Dari segi sejarahnya sebenarnya Selandia Baru juga pernah terlibat dalam perang seperti Perang Dunia I dan II, Perang Korea, Krisis Darurat Malaya, Konfrontasi Indonesia-Malaysia, Perang Vietnam, Perang Teluk, sampai pada Perang Irak bersama Inggris dan Amerika Serikat. Dari keterlibatan Selandia Baru dalam Perang-Perang di luar negeri inilah yang menjadi latar belakang pembentuk identitas nasional, kepentingan nasional, dan pola politik luar negerinya (http://www.mfat.govt.nz). Selain keterlibatan perang, hal lain yang mendorong ekspansi hubungan luar negeri Selandia Baru adalah kebutuhan ekonomi. Perubahan pola dagang dan pemenuhan bahan baku Selandia Baru yang berubah seiring dengan intensifnya Inggris dalam Masyarakat Ekonomi Eropa (MEE) pada dekade 1970-an mendorong negara ini untuk mencari solusi alternatif yaitu menjalin hubungan dengan negara Asia, Pasifik Selatan, dan Amerika Serikat. Negara-negara di Pasifik Selatan merupakan pasar strategis bagi Selandia Baru karena didukung oleh posisinya sebagai pemimpin dekolonialisasi di kawasan tersebut. Negara-negara di Pasifik Selatan juga banyak yang mempercayai Selandia Baru sebagai penanggung jawab wilayah mereka. Selandia Baru telah memfokuskan bantuan sumberdaya ekonomi bilateralnya pada proyek-proyek di negara-negara pulau Pasifik Selatan, khususnya Bougenville.
Hubungannya dengan Samoa yang telah berlangsung sejak tahun 1962 melalui traktat persahabatan, dan juga kedekatannya dengan Tonga melalui skema perizinan kerja kedua negara telah menghasilkan peningkatan imigran dan pengunjung. Selandia Baru juga menjalankan pemerintahan atas Tokelau, dan tiga atol kecil di Pasifik Selatan Atafu, Fakaofo, dan Nukunonu. Pemerintahan dan pemenuhan kebutuhan secara mandiri merupakan tujuan hubungan Selandia Baru dengan Tokelau yang populasinya sekitar 1500 jiwa. Selandia Baru juga menempatkan diri dalam urusan eksternal dan fungsi pertahanan Kepulauan Cook dan Niue. Sejak tahun 1923 Seladia Baru telah melaksanakan yurisdiksinya atas Ross Dependency, yang terdiri atas tanah, dataran es permanen, dan pulau-pulau Antartika. Scott Base di Pulau Ross dikhususkan Selandia Baru sebagai tempat penelitian.
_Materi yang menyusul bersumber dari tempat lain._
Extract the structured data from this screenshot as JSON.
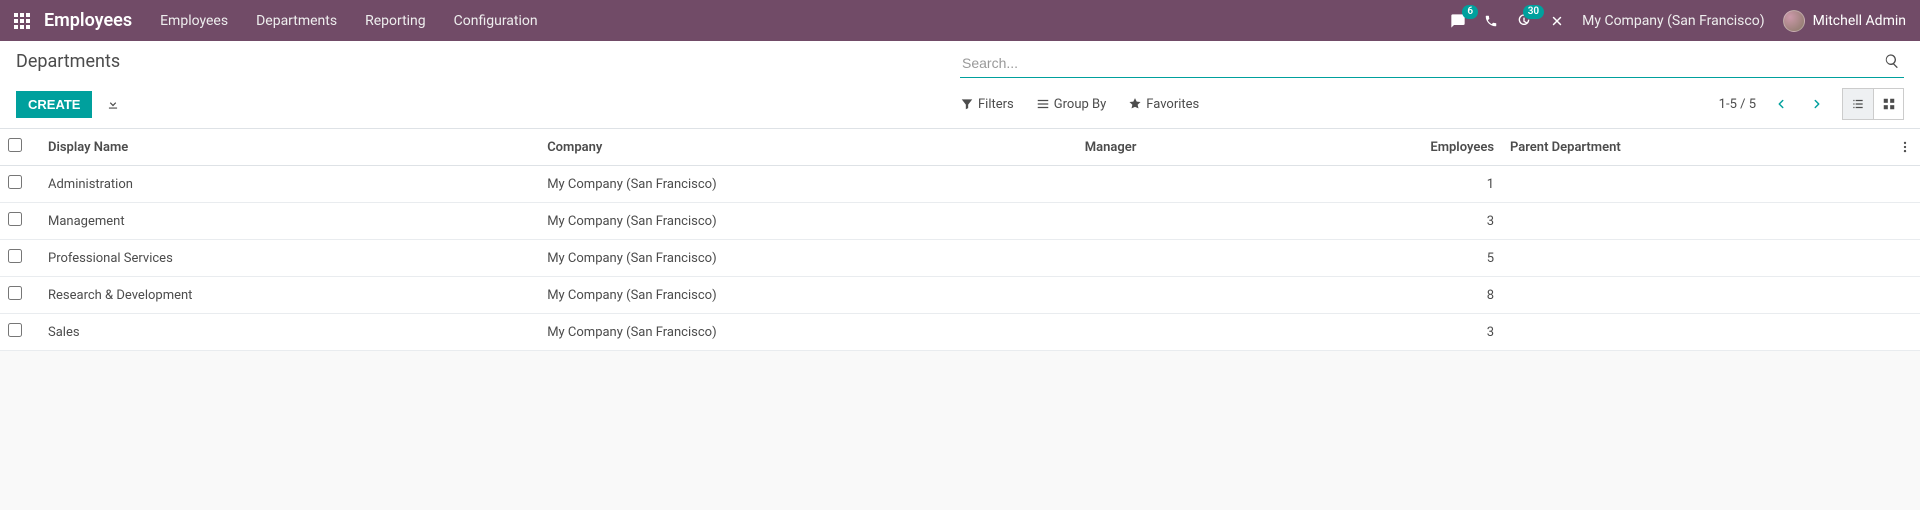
{
  "navbar": {
    "brand": "Employees",
    "links": [
      "Employees",
      "Departments",
      "Reporting",
      "Configuration"
    ],
    "messages_badge": "6",
    "activities_badge": "30",
    "company": "My Company (San Francisco)",
    "user_name": "Mitchell Admin"
  },
  "control_panel": {
    "title": "Departments",
    "search_placeholder": "Search...",
    "create_label": "Create",
    "filters_label": "Filters",
    "groupby_label": "Group By",
    "favorites_label": "Favorites",
    "pager": "1-5 / 5"
  },
  "table": {
    "headers": {
      "display_name": "Display Name",
      "company": "Company",
      "manager": "Manager",
      "employees": "Employees",
      "parent": "Parent Department"
    },
    "rows": [
      {
        "display_name": "Administration",
        "company": "My Company (San Francisco)",
        "manager": "",
        "employees": "1",
        "parent": ""
      },
      {
        "display_name": "Management",
        "company": "My Company (San Francisco)",
        "manager": "",
        "employees": "3",
        "parent": ""
      },
      {
        "display_name": "Professional Services",
        "company": "My Company (San Francisco)",
        "manager": "",
        "employees": "5",
        "parent": ""
      },
      {
        "display_name": "Research & Development",
        "company": "My Company (San Francisco)",
        "manager": "",
        "employees": "8",
        "parent": ""
      },
      {
        "display_name": "Sales",
        "company": "My Company (San Francisco)",
        "manager": "",
        "employees": "3",
        "parent": ""
      }
    ]
  }
}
Selama pemerintahannya, Helen Clark terus menunjukkan oposisi Selandia Baru terhadap perburuan ikan paus Jepang. Helen Clark terus mempertanyakan perburuan tersebut dalam pertemuan-pertemuan Komisi Internasional Perburuan Ikan Paus, meskipun Jepang menyatakan bahwa perburuan mereka didasarkan atas kepentingan “penelitian ilmiah”. Memasuki era perdagangan bebas saat ini, Selandia Baru telah mempersiapkannya dengan baik melalui intensifitas hubungan ekonomi dengan beberapa kawasan dan negara-negara seperti ASEAN (ASEAN – Australia/New Zealand Free Trade Agreement), China (China-New Zealand Free Trade Agreement), Malaysia (Malaysia-New Zealand Free Trade Agreement), dan lain sebagainya (http://www.mfat.govt.nz). Selain itu, antara Indonesia dan Selandia Baru juga telah berkomitmen untuk melakukan kerjasama pertahanan dan telah menjadi mitra Dialog Kepulauan Pasific pada bulan Agustus 2001 sekaligus menjadi rekan dalam Konferensi Asia Timur (http://www.dephan.go.id).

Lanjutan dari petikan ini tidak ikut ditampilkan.